Trump is going to influence the US monetary policy or even to destroy the Fed’s independence. This is what many analysts say after the recent President’s comments. But are they right? We invite you to read our careful examination of Trump’s remarks about the Fed’s policy and find out what does it imply for the independence of the US central bank and the gold market.
“I’m not thrilled with his raising of interest rates, no. I’m not thrilled.” This is what President Trump said in an interview with Reuters on August the 20th, 2018. The financial markets did not like his comments and the US dollar declined in a response. Investors worry that Trump’s growing discontent may lead to clashes between the White House and the US central bank, and potentially to weakening or even to the loss of the Fed’s independence. In such a scenario, we could see higher inflation, as central bank’s independence promotes price stability.
Are these concerns justified? Well, unfortunately yes, at least to some extent. When politicians alter monetary policy for their own goals, it never ends well (for the economy, gold usually shines then). You can ask the Turks who suffer now because of the depreciation of the Turkish lira, resulting from President Erdogan’s influence on the central bank.

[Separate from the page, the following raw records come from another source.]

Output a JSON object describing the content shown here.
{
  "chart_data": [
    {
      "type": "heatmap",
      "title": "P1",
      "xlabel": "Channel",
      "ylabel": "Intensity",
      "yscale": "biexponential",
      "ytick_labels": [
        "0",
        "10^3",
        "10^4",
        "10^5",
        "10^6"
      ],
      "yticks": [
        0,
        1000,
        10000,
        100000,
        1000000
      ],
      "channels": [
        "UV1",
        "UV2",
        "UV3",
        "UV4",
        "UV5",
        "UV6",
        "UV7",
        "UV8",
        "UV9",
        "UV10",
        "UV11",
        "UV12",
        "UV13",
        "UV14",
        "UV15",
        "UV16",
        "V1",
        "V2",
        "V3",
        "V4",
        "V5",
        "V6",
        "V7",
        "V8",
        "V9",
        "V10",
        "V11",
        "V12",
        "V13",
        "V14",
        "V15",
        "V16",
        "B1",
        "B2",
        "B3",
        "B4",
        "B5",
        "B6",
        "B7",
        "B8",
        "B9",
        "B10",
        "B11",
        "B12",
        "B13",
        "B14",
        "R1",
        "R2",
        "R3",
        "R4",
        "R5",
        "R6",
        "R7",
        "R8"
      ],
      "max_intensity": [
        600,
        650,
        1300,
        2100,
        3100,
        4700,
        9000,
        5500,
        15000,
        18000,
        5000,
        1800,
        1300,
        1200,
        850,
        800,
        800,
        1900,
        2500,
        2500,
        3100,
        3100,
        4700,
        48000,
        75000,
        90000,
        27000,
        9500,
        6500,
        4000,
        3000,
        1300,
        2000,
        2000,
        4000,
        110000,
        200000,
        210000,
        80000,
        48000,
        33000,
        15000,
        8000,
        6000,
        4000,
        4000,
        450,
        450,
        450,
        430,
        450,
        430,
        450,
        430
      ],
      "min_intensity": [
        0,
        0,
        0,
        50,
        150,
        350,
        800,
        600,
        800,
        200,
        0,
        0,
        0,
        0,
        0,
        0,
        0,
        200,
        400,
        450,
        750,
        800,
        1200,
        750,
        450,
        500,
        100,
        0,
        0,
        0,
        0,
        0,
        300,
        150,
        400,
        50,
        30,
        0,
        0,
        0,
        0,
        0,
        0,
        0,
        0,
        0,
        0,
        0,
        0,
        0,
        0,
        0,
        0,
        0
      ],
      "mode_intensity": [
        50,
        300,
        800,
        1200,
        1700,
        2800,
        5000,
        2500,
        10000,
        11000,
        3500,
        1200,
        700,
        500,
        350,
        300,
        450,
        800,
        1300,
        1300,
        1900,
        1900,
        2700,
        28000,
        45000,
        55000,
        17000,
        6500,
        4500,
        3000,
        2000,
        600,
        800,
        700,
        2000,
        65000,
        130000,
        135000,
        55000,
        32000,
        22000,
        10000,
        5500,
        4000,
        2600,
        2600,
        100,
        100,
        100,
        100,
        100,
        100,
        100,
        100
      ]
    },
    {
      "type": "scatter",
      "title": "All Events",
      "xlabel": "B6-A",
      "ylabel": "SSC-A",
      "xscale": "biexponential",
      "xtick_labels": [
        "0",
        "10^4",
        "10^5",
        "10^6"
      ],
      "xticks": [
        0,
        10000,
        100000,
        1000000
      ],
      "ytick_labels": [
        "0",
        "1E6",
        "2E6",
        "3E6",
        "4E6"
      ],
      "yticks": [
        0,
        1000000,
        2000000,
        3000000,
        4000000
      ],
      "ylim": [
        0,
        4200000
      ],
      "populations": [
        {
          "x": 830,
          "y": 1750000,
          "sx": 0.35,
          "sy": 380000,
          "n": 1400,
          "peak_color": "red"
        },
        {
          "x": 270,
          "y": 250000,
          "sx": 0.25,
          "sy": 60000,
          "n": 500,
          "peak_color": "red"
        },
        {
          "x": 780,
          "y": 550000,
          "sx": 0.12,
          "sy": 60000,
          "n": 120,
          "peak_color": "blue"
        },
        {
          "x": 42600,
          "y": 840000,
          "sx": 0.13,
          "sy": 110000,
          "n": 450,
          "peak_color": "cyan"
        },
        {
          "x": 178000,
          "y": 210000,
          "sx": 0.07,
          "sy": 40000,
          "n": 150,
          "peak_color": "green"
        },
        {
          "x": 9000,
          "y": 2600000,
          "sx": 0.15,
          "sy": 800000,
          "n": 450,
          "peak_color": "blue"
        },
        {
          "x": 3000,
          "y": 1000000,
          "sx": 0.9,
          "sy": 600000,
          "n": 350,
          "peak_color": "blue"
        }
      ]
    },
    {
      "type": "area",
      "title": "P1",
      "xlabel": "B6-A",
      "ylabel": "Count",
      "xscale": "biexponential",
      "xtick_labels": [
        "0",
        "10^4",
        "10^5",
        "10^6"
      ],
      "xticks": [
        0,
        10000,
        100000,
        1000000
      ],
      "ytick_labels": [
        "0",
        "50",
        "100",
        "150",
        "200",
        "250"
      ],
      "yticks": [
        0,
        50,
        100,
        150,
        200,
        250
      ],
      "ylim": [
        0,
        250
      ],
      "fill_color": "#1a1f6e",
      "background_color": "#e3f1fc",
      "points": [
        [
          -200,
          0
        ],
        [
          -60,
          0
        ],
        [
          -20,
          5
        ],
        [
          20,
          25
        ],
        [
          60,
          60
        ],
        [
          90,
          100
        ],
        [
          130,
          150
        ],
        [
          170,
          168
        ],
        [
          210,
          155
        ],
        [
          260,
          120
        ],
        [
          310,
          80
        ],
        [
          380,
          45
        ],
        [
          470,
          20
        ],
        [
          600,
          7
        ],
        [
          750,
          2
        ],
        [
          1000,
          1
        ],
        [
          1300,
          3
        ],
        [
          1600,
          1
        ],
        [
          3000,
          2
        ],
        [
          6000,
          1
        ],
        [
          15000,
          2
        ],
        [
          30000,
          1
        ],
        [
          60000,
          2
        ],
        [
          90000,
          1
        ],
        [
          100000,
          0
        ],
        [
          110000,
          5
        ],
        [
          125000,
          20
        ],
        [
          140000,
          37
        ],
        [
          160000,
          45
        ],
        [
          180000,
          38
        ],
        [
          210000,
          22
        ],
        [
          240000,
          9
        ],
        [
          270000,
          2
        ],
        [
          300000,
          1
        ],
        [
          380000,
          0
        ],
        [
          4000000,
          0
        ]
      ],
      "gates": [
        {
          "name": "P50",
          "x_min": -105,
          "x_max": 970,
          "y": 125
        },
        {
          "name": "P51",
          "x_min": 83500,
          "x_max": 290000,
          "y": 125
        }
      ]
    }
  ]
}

OK, I know what you are going to say: the United States are not Turkey. That’s true, but there are ugly precedents even in the US (actually, the entire premise of Fed’s independence is in a sense absurd, as the central bank was created by the Congress and the seven members of the Board of Governors are nominated by the POTUS and confirmed by the Senate). For example, there was a clash between President Lyndon Johnson and Fed Chair William McChesney Martin, which supposedly included physical assault (as the story goes, Johnson summoned Martin to his Texas ranch and physically shoved him around his living room).